I have to say truly that my heart aches from it each day, the battle of knowing I should be grateful and the heart wrenching fact that I am not the same person I was 14 months ago, and I am depressed about it. I am so horribly, horribly depressed about it.

I haven’t stepped inside a church for years. But yesterday, I stepped inside the church I attended from infancy through graduation from high school in order to attend my niece’s baptism. I faced my parish priest that I hadn’t seen in over 5 years. He looked at me with his piercing blue eyes and asked, How are you? My eyes immediately started welling with tears, and I could not choke out a response. He asked, Are you doing okay, and I semi-shrugged and shook my head, No, but it could be worse. I am very lucky.

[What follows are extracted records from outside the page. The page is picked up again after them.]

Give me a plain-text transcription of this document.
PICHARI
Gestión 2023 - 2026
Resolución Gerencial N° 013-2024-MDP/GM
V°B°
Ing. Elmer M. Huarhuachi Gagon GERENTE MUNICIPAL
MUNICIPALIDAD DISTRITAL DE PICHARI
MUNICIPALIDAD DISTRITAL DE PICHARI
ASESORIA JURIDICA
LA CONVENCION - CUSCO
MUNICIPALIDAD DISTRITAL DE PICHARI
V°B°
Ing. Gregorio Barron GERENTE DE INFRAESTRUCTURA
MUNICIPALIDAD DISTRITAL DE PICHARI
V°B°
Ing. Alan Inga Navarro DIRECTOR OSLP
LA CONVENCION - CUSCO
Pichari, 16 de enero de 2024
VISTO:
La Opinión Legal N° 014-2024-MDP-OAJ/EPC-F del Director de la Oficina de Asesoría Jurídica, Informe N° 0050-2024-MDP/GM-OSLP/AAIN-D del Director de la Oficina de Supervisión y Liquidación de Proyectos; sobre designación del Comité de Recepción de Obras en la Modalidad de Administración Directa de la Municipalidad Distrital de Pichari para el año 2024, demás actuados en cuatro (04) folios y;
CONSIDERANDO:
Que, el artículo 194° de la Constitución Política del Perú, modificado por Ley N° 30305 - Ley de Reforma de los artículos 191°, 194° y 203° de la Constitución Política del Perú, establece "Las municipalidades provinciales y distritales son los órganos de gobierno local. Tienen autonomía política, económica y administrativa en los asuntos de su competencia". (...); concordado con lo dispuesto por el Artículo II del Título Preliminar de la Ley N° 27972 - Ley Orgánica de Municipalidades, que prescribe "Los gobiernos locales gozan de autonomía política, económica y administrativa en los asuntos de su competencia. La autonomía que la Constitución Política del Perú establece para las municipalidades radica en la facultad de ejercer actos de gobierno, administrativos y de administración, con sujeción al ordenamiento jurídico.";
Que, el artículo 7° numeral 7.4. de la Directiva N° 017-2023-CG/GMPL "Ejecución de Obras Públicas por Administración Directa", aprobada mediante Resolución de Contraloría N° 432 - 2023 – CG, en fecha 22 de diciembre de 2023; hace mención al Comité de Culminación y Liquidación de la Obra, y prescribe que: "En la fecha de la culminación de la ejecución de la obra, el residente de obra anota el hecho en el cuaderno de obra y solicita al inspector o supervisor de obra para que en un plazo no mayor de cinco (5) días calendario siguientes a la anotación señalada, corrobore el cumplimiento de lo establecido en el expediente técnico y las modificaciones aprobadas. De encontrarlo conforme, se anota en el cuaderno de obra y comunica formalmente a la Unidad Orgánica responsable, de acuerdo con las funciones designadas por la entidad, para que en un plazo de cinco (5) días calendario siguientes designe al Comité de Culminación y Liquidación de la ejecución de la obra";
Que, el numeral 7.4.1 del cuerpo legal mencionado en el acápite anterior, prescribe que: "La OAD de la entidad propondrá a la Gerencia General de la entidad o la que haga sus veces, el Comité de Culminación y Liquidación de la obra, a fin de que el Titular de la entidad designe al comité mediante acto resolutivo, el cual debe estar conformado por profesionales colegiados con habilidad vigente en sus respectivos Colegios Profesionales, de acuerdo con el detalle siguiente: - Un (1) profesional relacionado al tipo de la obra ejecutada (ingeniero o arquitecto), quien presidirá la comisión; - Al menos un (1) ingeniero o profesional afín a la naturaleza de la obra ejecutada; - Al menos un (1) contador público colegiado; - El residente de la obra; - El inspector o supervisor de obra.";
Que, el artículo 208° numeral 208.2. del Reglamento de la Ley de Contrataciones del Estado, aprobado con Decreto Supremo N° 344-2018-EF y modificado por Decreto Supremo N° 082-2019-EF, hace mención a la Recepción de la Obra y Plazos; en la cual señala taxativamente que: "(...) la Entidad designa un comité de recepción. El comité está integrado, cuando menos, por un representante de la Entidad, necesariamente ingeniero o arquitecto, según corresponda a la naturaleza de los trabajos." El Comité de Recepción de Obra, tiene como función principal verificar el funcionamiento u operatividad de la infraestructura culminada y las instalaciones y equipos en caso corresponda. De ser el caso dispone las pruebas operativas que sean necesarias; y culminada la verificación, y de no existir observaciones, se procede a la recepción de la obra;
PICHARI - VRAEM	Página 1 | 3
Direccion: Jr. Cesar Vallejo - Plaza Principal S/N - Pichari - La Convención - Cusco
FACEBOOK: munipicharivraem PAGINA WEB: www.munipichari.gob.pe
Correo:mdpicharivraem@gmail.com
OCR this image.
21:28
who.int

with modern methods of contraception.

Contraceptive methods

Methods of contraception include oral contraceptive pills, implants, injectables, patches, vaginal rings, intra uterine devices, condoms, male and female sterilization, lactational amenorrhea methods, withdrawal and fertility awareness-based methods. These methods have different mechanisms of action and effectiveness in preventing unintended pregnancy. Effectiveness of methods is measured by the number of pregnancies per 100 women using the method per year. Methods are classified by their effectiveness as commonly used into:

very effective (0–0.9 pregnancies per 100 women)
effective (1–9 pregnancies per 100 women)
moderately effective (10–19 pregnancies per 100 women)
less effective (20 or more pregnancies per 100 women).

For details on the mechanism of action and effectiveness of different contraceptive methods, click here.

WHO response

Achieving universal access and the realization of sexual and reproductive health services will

How could I explain to this person in a few words that everything I’ve struggled to live for in the past 8 years has evaporated, and that I have no idea as to why, and I don’t know how I can accept this new me. How could I explain that I am terrified from the realization that I am only 35, and I have the memory of a 60 year old person with Alzheimer’s? What is going to happen to me when I am 60?

How can I explain it kills me with embarrassment to face people that I have worked with for five to ten years, and I can’t remember their name? Or that people constantly make comments about or question my integrity? How there is nothing more that I would rather do than forget that this has ever happened to me and just get back to normal?

To look in his clear blue eyes and know that being back home is a safe zone, to stand in front of this man, and know without question that he BELIEVES everything I say because he knows who I am and what I stand for…period. The relief that I got from that moment gave me strength and walking away from it gave me the realization that I MISS that safety, the safe zone. I spent two hours around people that know and love me unconditionally and that make me feel normal even when I’m not. It made me realize how much I need that and crave that.

Is that why? Is that why this happened to me? To get a better understanding of what my family means to me?

Was it to put into perspective how I am missing so many important things in my life?

Was it a way to show that I am not on the right path in life? That I should be doing something else with my life? Is this Fate intervening?

I don’t know. I really don’t know, why.